TITLE:
Sequential Continuous Renal Replacement Therapy and Therapeutic Plasma Exchange in Pediatric Necrotizing Hypertriglyceridemia-Induced Pancreatitis with Suspected Familial Chylomicronemia Syndrome: A Case Report
AUTHORS:
Yashar Tolentino Najiaghdam
KEYWORDS:
Hypertriglyceridemia-Induced Pancreatitis, Familial Chylomicronemia Syndrome, Therapeutic Plasma Exchange, Continuous Renal Replacement Therapy, Pediatric Critical Care, Multi-Organ Dysfunction, Chylomicrons
JOURNAL NAME:
Open Journal of Internal Medicine,
Vol.16 No.2,
April
27,
2026
ABSTRACT: Background: Hypertriglyceridemia-induced acute pancreatitis (HTG-AP) is a severe and underrecognized etiology of pancreatitis, accounting for 1% - 4% of all cases in adults, with extreme triglyceridemia raising the risk of fulminant multi-organ failure.
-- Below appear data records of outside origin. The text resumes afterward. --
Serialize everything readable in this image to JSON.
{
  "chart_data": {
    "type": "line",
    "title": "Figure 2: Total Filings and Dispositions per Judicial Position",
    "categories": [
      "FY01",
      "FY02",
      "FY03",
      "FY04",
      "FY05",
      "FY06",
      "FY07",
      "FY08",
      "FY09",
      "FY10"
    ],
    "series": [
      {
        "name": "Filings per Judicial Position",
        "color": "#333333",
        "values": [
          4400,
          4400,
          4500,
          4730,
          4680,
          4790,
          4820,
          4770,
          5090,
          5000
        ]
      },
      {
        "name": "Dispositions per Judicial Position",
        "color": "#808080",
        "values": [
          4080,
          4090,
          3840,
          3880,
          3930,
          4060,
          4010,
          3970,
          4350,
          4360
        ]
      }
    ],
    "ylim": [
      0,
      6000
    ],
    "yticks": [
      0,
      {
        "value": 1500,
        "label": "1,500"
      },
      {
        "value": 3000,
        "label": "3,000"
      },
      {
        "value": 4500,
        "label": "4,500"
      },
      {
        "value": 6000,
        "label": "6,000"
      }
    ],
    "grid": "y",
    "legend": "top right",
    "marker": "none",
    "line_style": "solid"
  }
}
When underlying lipoprotein lipase (LPL) deficiency is suspected—as in familial chylomicronemia syndrome (FCS)—conventional pharmacologic strategies are inherently limited, and therapeutic plasma exchange (TPE) represents the most effective currently available approach for the rapid removal of chylomicrons and triglyceride-rich lipoproteins from the circulation. Case Summary: We report a 14-year-old girl presenting with triglycerides > 14,000 mg/dL, severe necrotizing pancreatitis, acute kidney injury (AKI), mild acute respiratory distress syndrome (ARDS), and metabolic encephalopathy. No prior medical history was identified. Despite aggressive pharmacologic therapy with intravenous insulin, heparin, and fibrates, triglyceride levels remained critically elevated. Continuous renal replacement therapy (CRRT) was initiated for AKI, metabolic acidosis, and hemodynamic instability, achieving significant physiologic stabilization. However, because CRRT does not effectively clear chylomicrons, lipid levels remained dangerously high. Two urgent sessions of TPE reduced triglycerides from >14,000 mg/dL to approximately 300 mg/dL, with subsequent normalization of pancreatic enzymes and full recovery of renal, respiratory, and neurological function. The patient was discharged in good clinical condition. Conclusion: This case illustrates that CRRT and TPE fulfill distinct, non-overlapping roles in severe HTG-AP. CRRT provides essential metabolic bridge support, and TPE achieves definitive lipid clearance. When LPL deficiency is suspected, early escalation to TPE is potentially lifesaving. A high index of clinical suspicion and timely decision-making are the key determinants of outcome in this rare but catastrophic condition.